The effect of conagenin (CNG) on the production of the inflammatory mediators induced by 5-fluorouracil (5-Fu) in mice was investigated. We found that the production of interleukin (IL)-1 alpha and prostaglandin E2(PGE2) in whole spleen cell cultures from mice given a sublethal dose of 5-Fu was induced in the week after treatment, and subsequently the production of IL-4 and IL-IO was induced. The administration of 5-Fu and CNG suppressed the production of IL-1 alpha and PGE2, and induced the production of IL-4 and IL-10 earlier than 5-Fu alone did. In cultures of cells from Peyer's patches, IL-1 alpha production was suppressed by CNG administration. The effect of CNG was also demonstrated in vitro. CNG at 0.001 to 1.0 microgram/ml suppressed IL-1 alpha and PGE2 production in cultures of adherent peritoneal exudate cells (PEC) and cells from Peyer's patches of mice given 5-Fu. IL-10 production in cultures of non-adherent splenic cells was enhanced by CNG. These results indicate that CNG modulates inflammatory responses induced by 5-Fu through production of anti-inflammatory cytokines such as IL-4 and IL-10.

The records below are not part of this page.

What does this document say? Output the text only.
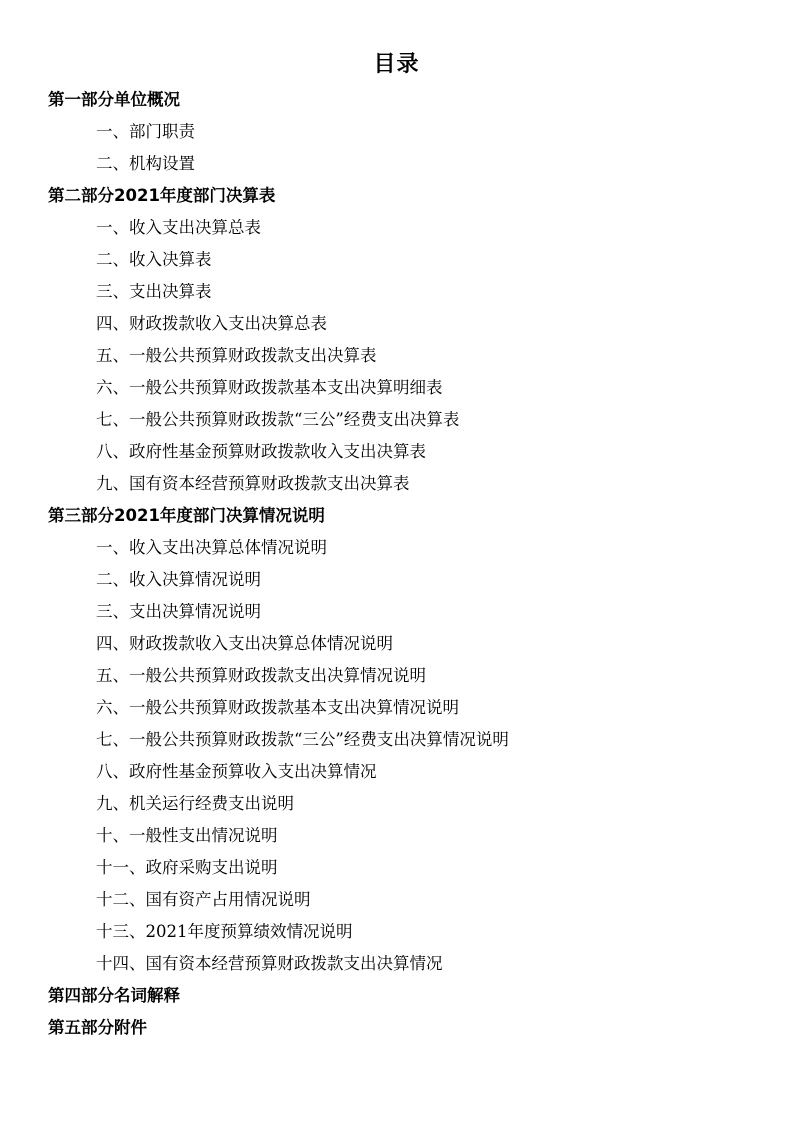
目录
第一部分单位概况
一、部门职责
二、机构设置
第二部分2021年度部门决算表
一、收入支出决算总表
二、收入决算表
三、支出决算表
四、财政拨款收入支出决算总表
五、一般公共预算财政拨款支出决算表
六、一般公共预算财政拨款基本支出决算明细表
七、一般公共预算财政拨款“三公”经费支出决算表
八、政府性基金预算财政拨款收入支出决算表
九、国有资本经营预算财政拨款支出决算表
第三部分2021年度部门决算情况说明
一、收入支出决算总体情况说明
二、收入决算情况说明
三、支出决算情况说明
四、财政拨款收入支出决算总体情况说明
五、一般公共预算财政拨款支出决算情况说明
六、一般公共预算财政拨款基本支出决算情况说明
七、一般公共预算财政拨款“三公”经费支出决算情况说明
八、政府性基金预算收入支出决算情况
九、机关运行经费支出说明
十、一般性支出情况说明
十一、政府采购支出说明
十二、国有资产占用情况说明
十三、2021年度预算绩效情况说明
十四、国有资本经营预算财政拨款支出决算情况
第四部分名词解释
第五部分附件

研究了柯纳皂苷元(CNG)对5-氟尿嘧啶(5-Fu)诱导的小鼠炎症介质产生的影响。我们发现,给予亚致死剂量5-Fu的小鼠全脾细胞培养物中,白细胞介素(IL)-1α和前列腺素E2(PGE2)的产生在治疗后一周被诱导,随后IL-4和IL-10的产生被诱导。5-Fu与CNG联合给药抑制了IL-1α和PGE2的产生,并且比单独使用5-Fu更早地诱导了IL-4和IL-10的产生。在派尔集合淋巴结细胞培养物中,给予CNG可抑制IL-1α的产生。CNG的作用在体外也得到了证实。0.001至1.0微克/毫升的CNG可抑制给予5-Fu的小鼠腹腔黏附性渗出细胞(PEC)和派尔集合淋巴结细胞培养物中IL-1α和PGE2的产生。CNG可增强非黏附性脾细胞培养物中IL-10的产生。这些结果表明,CNG通过产生IL-4和IL-10等抗炎细胞因子来调节5-Fu诱导的炎症反应。